“大嫂客气了,这香味,我们在沙滩上就闻到了,正馋这一口呢。”
秦沐雪笑着拉住妇女的手,没有丝毫的嫌弃。
这种淳朴的民风,在京城可是越来越少见了。他们虽然穷,但那种自内心的热情,比任何高级餐厅的虚情假意都要让人觉得舒服。
妇女被秦沐雪夸得有些不好意思,手脚麻利地给每人盛了一大碗粥。
粥熬得极好,米粒已经完全开花,里面熬煮着新鲜的海虾、干贝,甚至还有几块切碎的鲍鱼肉。没有多余的调料,只有一点点盐巴和胡椒粉,完全靠着海鲜本身的鲜甜来提味。
“呼——”
苏晚晴吹了吹热气,迫不及待地喝了一口。
“太好喝了!”
她瞪大了眼睛,满脸的惊喜,“这比我在京城吃过的所有海鲜粥都要鲜!这虾肉好有弹性!”

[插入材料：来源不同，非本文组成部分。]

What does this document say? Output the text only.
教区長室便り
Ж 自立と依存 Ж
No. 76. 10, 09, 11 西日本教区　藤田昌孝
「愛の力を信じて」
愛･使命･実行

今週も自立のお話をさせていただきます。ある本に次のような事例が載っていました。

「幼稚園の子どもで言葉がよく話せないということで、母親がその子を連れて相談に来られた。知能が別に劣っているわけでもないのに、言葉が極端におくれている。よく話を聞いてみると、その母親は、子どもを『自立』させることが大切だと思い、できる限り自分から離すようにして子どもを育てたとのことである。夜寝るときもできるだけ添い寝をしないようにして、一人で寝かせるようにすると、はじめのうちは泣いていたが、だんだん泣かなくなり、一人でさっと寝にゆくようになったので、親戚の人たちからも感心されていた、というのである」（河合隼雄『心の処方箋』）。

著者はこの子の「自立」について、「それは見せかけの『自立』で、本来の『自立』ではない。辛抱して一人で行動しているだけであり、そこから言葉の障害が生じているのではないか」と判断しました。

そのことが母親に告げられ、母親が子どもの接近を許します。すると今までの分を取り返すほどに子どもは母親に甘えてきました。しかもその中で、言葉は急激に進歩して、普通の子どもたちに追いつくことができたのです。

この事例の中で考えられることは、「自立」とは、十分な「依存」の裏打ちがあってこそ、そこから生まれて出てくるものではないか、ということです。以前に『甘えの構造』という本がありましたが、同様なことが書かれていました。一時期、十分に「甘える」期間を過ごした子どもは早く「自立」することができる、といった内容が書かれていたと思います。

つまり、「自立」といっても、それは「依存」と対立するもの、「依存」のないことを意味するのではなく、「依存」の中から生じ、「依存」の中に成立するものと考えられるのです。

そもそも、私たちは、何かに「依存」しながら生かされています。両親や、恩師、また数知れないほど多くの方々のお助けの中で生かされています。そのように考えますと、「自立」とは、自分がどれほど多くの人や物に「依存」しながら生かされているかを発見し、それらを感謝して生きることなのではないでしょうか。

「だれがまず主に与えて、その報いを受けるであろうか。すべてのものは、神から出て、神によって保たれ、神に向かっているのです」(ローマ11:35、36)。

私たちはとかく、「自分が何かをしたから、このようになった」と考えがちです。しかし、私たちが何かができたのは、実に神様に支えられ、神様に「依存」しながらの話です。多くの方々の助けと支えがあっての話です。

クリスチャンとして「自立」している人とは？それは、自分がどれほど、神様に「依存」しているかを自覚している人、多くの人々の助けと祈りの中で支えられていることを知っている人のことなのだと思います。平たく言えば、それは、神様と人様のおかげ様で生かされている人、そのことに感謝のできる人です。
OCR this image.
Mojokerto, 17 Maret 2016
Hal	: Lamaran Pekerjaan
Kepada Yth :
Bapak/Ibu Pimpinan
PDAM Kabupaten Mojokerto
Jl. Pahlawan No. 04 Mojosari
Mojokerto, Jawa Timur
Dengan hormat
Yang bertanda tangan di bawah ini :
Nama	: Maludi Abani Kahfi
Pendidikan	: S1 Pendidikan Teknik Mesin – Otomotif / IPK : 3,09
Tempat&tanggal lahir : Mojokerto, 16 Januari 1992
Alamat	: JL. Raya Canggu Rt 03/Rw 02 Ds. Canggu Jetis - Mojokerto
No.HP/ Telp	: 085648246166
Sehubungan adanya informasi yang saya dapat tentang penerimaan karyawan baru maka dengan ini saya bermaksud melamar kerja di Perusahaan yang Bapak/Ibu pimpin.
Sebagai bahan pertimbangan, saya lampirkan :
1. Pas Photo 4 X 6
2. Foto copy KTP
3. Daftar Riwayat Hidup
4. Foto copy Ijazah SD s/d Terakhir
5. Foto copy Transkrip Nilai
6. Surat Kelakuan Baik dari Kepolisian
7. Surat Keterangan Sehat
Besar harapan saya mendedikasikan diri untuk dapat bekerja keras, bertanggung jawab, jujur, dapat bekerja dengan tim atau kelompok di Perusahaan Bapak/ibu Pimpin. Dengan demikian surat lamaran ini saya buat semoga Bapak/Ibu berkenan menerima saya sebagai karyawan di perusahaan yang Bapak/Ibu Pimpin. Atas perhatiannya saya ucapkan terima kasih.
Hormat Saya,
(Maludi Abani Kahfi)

“那是自然,这都是今早刚从海里捞上来的,活蹦乱跳着呢。”
老头蹲在舱门边,抽着一杆旱烟,看着他们吃得香,脸上也露出了自豪的笑容。
林啸喝着粥,目光在船舱里扫过。
虽然整洁,但掩盖不住贫穷的本质。角落里的那个小木箱,看起来就是他们全部的家当了。
“大叔,这附近的渔产好卖吗?”
林啸放下空碗,随口问道。
老头叹了口气,磕了磕烟袋锅。
“海里的东西是多,但卖不上价啊。咱们这儿偏,收鱼的贩子压价压得狠。一筐好鱼,也就换几斤糙米。要是碰上台风天出不了海,家里就得断顿。”
“而且,这船也老了,到处漏水。修补的钱都凑不齐。”
旁边的妇女也跟着抹眼泪。
林啸沉默了片刻。
在这个时代,像这样的底层劳动者还有很多。他们拥有着最宝贵的资源,却因为信息的闭塞和渠道的缺失,只能在温饱线上挣扎。
“大叔,”
林啸摸了摸口袋,掏出一把钱,那都是十块一张的“大团结”
,“这顿早饭,我们不能白吃。这些钱,您拿着,给船换几块好木板。”
老头看着那厚厚的一沓钱,吓得连连摆手,手里的烟袋都差点掉在地上。
“使不得!使不得!一顿粗茶淡饭,哪能要这么多钱!这……这够我们全家吃半年的了!”
“让您拿着您就拿着。”
林啸硬是把钱塞进老头的手里,“不仅是饭钱。我还有个买卖,想跟你们村的人谈谈。”